O meu objectivo hoje nunca foi o de redigir uma crítica (para isso recomendava aos mais persistentes que procurassem a análise curta e certeira que o Miguel Arsénio fez ao filme no site RottenTomatoes. Estou inteiramente de acordo com o Miguel, e no pormenor da “multidão analógica” tira-me as palavras da boca). No entanto, aquilo de que me interessa falar é sobejamente ignorado pelos críticos, e até me dei ao trabalho de ler uns quantos. Para além de todo o estilo, de toda a aspereza, de toda a estoicidade cartoonesca, o que me marcou desde o primeiro visionamento do “The Warriors” foi o coração. Estive ali frente a frente com o filme, ambos de 79, ambos duros, mas quando o coração no ecrã derreteu – e foi bem subtil tal degelo – também eu amoleci.
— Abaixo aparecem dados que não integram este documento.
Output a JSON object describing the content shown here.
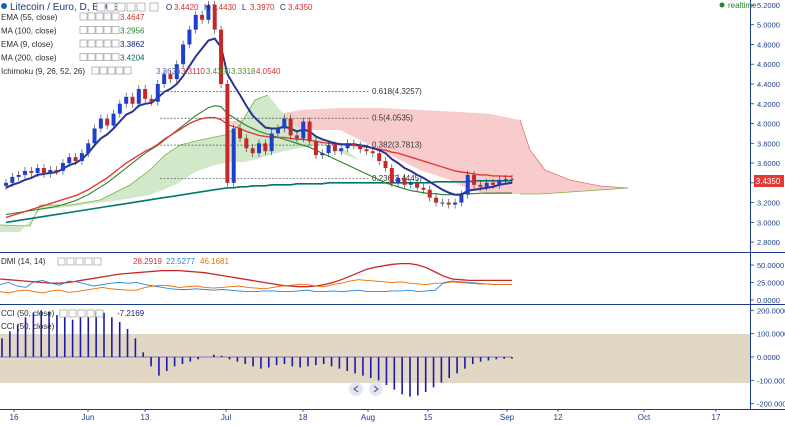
{
  "header": {
    "title": "Litecoin / Euro, D, BTCE",
    "ohlc": [
      {
        "k": "O",
        "v": "3.4420"
      },
      {
        "k": "H",
        "v": "3.4430"
      },
      {
        "k": "L",
        "v": "3.3970"
      },
      {
        "k": "C",
        "v": "3.4350"
      }
    ],
    "realtime": "realtime"
  },
  "indicators": [
    {
      "label": "EMA (55, close)",
      "value": "3.4647",
      "color": "#d32f2f"
    },
    {
      "label": "MA (100, close)",
      "value": "3.2956",
      "color": "#2e7d32"
    },
    {
      "label": "EMA (9, close)",
      "value": "3.3862",
      "color": "#1a237e"
    },
    {
      "label": "MA (200, close)",
      "value": "3.4204",
      "color": "#00695c"
    },
    {
      "label": "Ichimoku (9, 26, 52, 26)",
      "values": [
        "3.3626",
        "3.3110",
        "3.4350",
        "3.3318",
        "4.0540"
      ]
    }
  ],
  "fib": [
    {
      "label": "0.618(4.3257)",
      "price": 4.3257
    },
    {
      "label": "0.5(4.0535)",
      "price": 4.0535
    },
    {
      "label": "0.382(3.7813)",
      "price": 3.7813
    },
    {
      "label": "0.236(3.4445)",
      "price": 3.4445
    }
  ],
  "last_price": "3.4350",
  "price_axis": [
    "5.2000",
    "5.0000",
    "4.8000",
    "4.6000",
    "4.4000",
    "4.2000",
    "4.0000",
    "3.8000",
    "3.6000",
    "3.4000",
    "3.2000",
    "3.0000",
    "2.8000"
  ],
  "dmi": {
    "label": "DMI (14, 14)",
    "values": [
      "28.2919",
      "22.5277",
      "46.1681"
    ],
    "axis": [
      "50.0000",
      "25.0000",
      "0.0000"
    ]
  },
  "cci": {
    "labels": [
      "CCI (50, close)",
      "CCI (50, close)"
    ],
    "value": "-7.2169",
    "axis": [
      "200.0000",
      "100.0000",
      "0.0000",
      "-100.0000",
      "-200.0000"
    ]
  },
  "x_axis": [
    "16",
    "Jun",
    "13",
    "Jul",
    "18",
    "Aug",
    "15",
    "Sep",
    "12",
    "Oct",
    "17"
  ],
  "chart_data": {
    "type": "line",
    "title": "Litecoin / Euro, D, BTCE",
    "y_range": [
      2.7,
      5.25
    ],
    "candles_close": [
      3.4,
      3.46,
      3.48,
      3.52,
      3.5,
      3.55,
      3.49,
      3.53,
      3.52,
      3.6,
      3.66,
      3.62,
      3.7,
      3.8,
      3.95,
      4.05,
      3.98,
      4.1,
      4.2,
      4.27,
      4.2,
      4.35,
      4.25,
      4.22,
      4.4,
      4.5,
      4.45,
      4.6,
      4.8,
      4.95,
      5.1,
      5.05,
      5.2,
      4.95,
      4.4,
      3.4,
      3.95,
      3.85,
      3.75,
      3.7,
      3.8,
      3.72,
      3.9,
      3.95,
      4.05,
      3.88,
      3.85,
      4.02,
      3.82,
      3.68,
      3.7,
      3.78,
      3.72,
      3.75,
      3.8,
      3.78,
      3.74,
      3.72,
      3.7,
      3.62,
      3.55,
      3.4,
      3.45,
      3.38,
      3.4,
      3.35,
      3.33,
      3.25,
      3.2,
      3.2,
      3.18,
      3.2,
      3.28,
      3.48,
      3.38,
      3.36,
      3.4,
      3.38,
      3.43,
      3.44,
      3.435
    ],
    "ema9": [
      3.35,
      3.38,
      3.4,
      3.43,
      3.45,
      3.48,
      3.49,
      3.5,
      3.51,
      3.54,
      3.58,
      3.6,
      3.64,
      3.7,
      3.78,
      3.85,
      3.89,
      3.95,
      4.02,
      4.09,
      4.12,
      4.18,
      4.2,
      4.21,
      4.26,
      4.32,
      4.35,
      4.4,
      4.48,
      4.58,
      4.68,
      4.76,
      4.84,
      4.86,
      4.77,
      4.5,
      4.39,
      4.29,
      4.18,
      4.08,
      4.02,
      3.96,
      3.95,
      3.95,
      3.97,
      3.95,
      3.92,
      3.94,
      3.92,
      3.87,
      3.84,
      3.82,
      3.8,
      3.79,
      3.79,
      3.79,
      3.78,
      3.77,
      3.75,
      3.73,
      3.7,
      3.64,
      3.6,
      3.55,
      3.52,
      3.48,
      3.45,
      3.41,
      3.37,
      3.33,
      3.3,
      3.28,
      3.28,
      3.32,
      3.33,
      3.34,
      3.35,
      3.36,
      3.38,
      3.39,
      3.4
    ],
    "ema55": [
      3.05,
      3.07,
      3.09,
      3.11,
      3.13,
      3.15,
      3.17,
      3.19,
      3.21,
      3.23,
      3.25,
      3.27,
      3.3,
      3.33,
      3.37,
      3.41,
      3.45,
      3.5,
      3.55,
      3.6,
      3.64,
      3.68,
      3.72,
      3.75,
      3.79,
      3.84,
      3.88,
      3.92,
      3.96,
      4.0,
      4.03,
      4.05,
      4.06,
      4.06,
      4.04,
      3.99,
      3.97,
      3.95,
      3.92,
      3.9,
      3.88,
      3.87,
      3.86,
      3.86,
      3.86,
      3.85,
      3.84,
      3.84,
      3.83,
      3.82,
      3.81,
      3.8,
      3.79,
      3.79,
      3.78,
      3.78,
      3.77,
      3.76,
      3.75,
      3.74,
      3.73,
      3.71,
      3.7,
      3.68,
      3.66,
      3.64,
      3.62,
      3.6,
      3.58,
      3.56,
      3.54,
      3.52,
      3.51,
      3.5,
      3.49,
      3.48,
      3.48,
      3.47,
      3.47,
      3.466,
      3.4647
    ],
    "ma100": [
      3.08,
      3.09,
      3.1,
      3.11,
      3.12,
      3.13,
      3.14,
      3.15,
      3.16,
      3.18,
      3.2,
      3.22,
      3.25,
      3.28,
      3.32,
      3.36,
      3.4,
      3.45,
      3.5,
      3.55,
      3.6,
      3.65,
      3.7,
      3.74,
      3.78,
      3.83,
      3.88,
      3.93,
      3.98,
      4.03,
      4.08,
      4.12,
      4.16,
      4.18,
      4.17,
      4.1,
      4.06,
      4.02,
      3.98,
      3.95,
      3.92,
      3.9,
      3.88,
      3.86,
      3.84,
      3.82,
      3.8,
      3.78,
      3.76,
      3.73,
      3.7,
      3.67,
      3.64,
      3.61,
      3.58,
      3.55,
      3.52,
      3.49,
      3.46,
      3.43,
      3.4,
      3.38,
      3.36,
      3.34,
      3.32,
      3.31,
      3.3,
      3.29,
      3.29,
      3.28,
      3.28,
      3.28,
      3.29,
      3.29,
      3.29,
      3.295,
      3.295,
      3.295,
      3.296,
      3.296,
      3.2956
    ],
    "ma200": [
      3.0,
      3.01,
      3.02,
      3.03,
      3.04,
      3.05,
      3.06,
      3.07,
      3.08,
      3.09,
      3.1,
      3.11,
      3.12,
      3.13,
      3.14,
      3.15,
      3.16,
      3.17,
      3.18,
      3.19,
      3.2,
      3.21,
      3.22,
      3.23,
      3.24,
      3.25,
      3.26,
      3.27,
      3.28,
      3.29,
      3.3,
      3.31,
      3.32,
      3.33,
      3.34,
      3.35,
      3.35,
      3.36,
      3.36,
      3.37,
      3.37,
      3.37,
      3.38,
      3.38,
      3.38,
      3.38,
      3.39,
      3.39,
      3.39,
      3.39,
      3.39,
      3.4,
      3.4,
      3.4,
      3.4,
      3.4,
      3.4,
      3.4,
      3.4,
      3.4,
      3.4,
      3.4,
      3.4,
      3.4,
      3.4,
      3.4,
      3.4,
      3.4,
      3.41,
      3.41,
      3.41,
      3.41,
      3.41,
      3.41,
      3.42,
      3.42,
      3.42,
      3.42,
      3.42,
      3.42,
      3.4204
    ]
  }
}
Comovi-me.
Esta obra de Walter Hill tem uma das mais curtas, bruscas e imperceptíveis histórias de amor, mas ganhei-lhe afeição que encontro em poucos filmes, nenhum deles curto, ou brusco, ou imperceptível. Não resisto a colocar por aqui a cena que mais me desarmou:
Anos mais tarde quando revi este momento escrevi o seguinte apontamento num blogue:
"Nem sempre os filmes de culto são conhecidos por cenas de culto, mas nunca esqueceria o “The Warriors” do Walter Hill só por causa deste pedaço. O momento de maior beleza dá-se quando um personagem é proibido de se embelezar; o momento de maior ternura está num agarrar, nada ternurento, de um braço. E que coisa menos harmoniosa poderia haver, num metro nova-iorquino em 1979, do que um molho de flores brancas? Não será por apanhar o bouquet que se oficializa o futuro enlace — é por todo o resto.
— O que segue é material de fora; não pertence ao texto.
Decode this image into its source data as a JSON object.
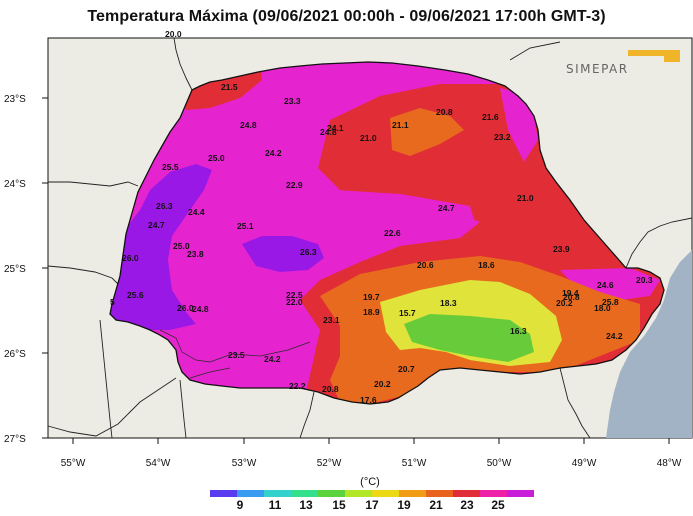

Estas histórias de amor, em que o homem reage com dureza às personagens femininas ultra-emancipadas, recordam-me os pares nos filmes do Howard Hawks (assim, de repente, Bacall/Bogart ou John Wayne/Angie Dickinson) e não há ternura mais efectiva do que aquela que ultrapassa a rigidez inicial. Walter Hill sabia-o bem, fê-lo bem. Ainda para mais, quis oferecer uma guerreira a um guerreiro. “Não vos ajunteis a um jugo desigual”, é mandamento que só facilita. Take pride."
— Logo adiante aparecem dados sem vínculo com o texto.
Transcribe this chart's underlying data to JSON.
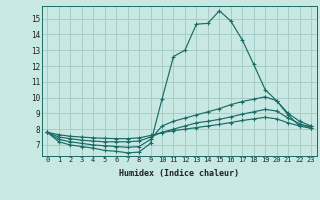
{
  "xlabel": "Humidex (Indice chaleur)",
  "bg_color": "#c8e8e4",
  "grid_color": "#a8ccc8",
  "line_color": "#1a6b65",
  "spine_color": "#1a6b65",
  "xlim": [
    -0.5,
    23.5
  ],
  "ylim": [
    6.3,
    15.8
  ],
  "yticks": [
    7,
    8,
    9,
    10,
    11,
    12,
    13,
    14,
    15
  ],
  "xticks": [
    0,
    1,
    2,
    3,
    4,
    5,
    6,
    7,
    8,
    9,
    10,
    11,
    12,
    13,
    14,
    15,
    16,
    17,
    18,
    19,
    20,
    21,
    22,
    23
  ],
  "xtick_labels": [
    "0",
    "1",
    "2",
    "3",
    "4",
    "5",
    "6",
    "7",
    "8",
    "9",
    "10",
    "11",
    "12",
    "13",
    "14",
    "15",
    "16",
    "17",
    "18",
    "19",
    "20",
    "21",
    "22",
    "23"
  ],
  "series": [
    [
      7.8,
      7.2,
      7.0,
      6.9,
      6.8,
      6.65,
      6.6,
      6.5,
      6.55,
      7.1,
      9.9,
      12.6,
      13.0,
      14.65,
      14.7,
      15.5,
      14.85,
      13.65,
      12.1,
      10.5,
      9.8,
      8.9,
      8.2,
      8.2
    ],
    [
      7.8,
      7.35,
      7.2,
      7.1,
      7.0,
      6.95,
      6.9,
      6.85,
      6.9,
      7.35,
      8.2,
      8.5,
      8.7,
      8.9,
      9.1,
      9.3,
      9.55,
      9.75,
      9.9,
      10.05,
      9.8,
      9.0,
      8.5,
      8.2
    ],
    [
      7.8,
      7.5,
      7.4,
      7.3,
      7.25,
      7.2,
      7.2,
      7.2,
      7.25,
      7.5,
      7.8,
      8.0,
      8.2,
      8.4,
      8.5,
      8.62,
      8.78,
      8.95,
      9.1,
      9.25,
      9.15,
      8.7,
      8.35,
      8.1
    ],
    [
      7.8,
      7.65,
      7.55,
      7.5,
      7.45,
      7.42,
      7.4,
      7.4,
      7.45,
      7.6,
      7.78,
      7.9,
      8.0,
      8.1,
      8.2,
      8.3,
      8.42,
      8.55,
      8.65,
      8.75,
      8.65,
      8.4,
      8.2,
      8.05
    ]
  ]
}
Pouco tempo antes desta cena, o casal tem uma troca acesa de palavras em que o warrior Swan censura o estilo de vida promíscuo da selvagem Mercy. Um crítico americano avaliou o momento como uma “parte dispensável do filme, de moralismo foleiro”. Foleira é a sua mãe, senhor crítico! Ao sair do metro, Swan apanha o bouquet de flores, entrega-o a Mercy e diz-lhe “I just hate seeing anything go to waste.” "Detesto ver uma coisa boa a estragar-se.” BOOM!! Moralismo explicado, parábola fechada, este que vos escreve comovido. Swan a largar o colete de patinho feio gangster para se transformar em cisne (swan, em inglês), ao ter misericórdia de Mercy (misericórdia, em português) – não há insulina que chegue para esta montanha de trocadilhos açucarados.
Finalizo atentando os mais distraídos de que o título de hoje, para além de servir o tema, também é o título espertalhão em Portugal do filme “Road House”, que não data de 79 (é de 89, actually), nem tem coração. Mas tem o cabelo comprido do Sam Elliot. Comovente.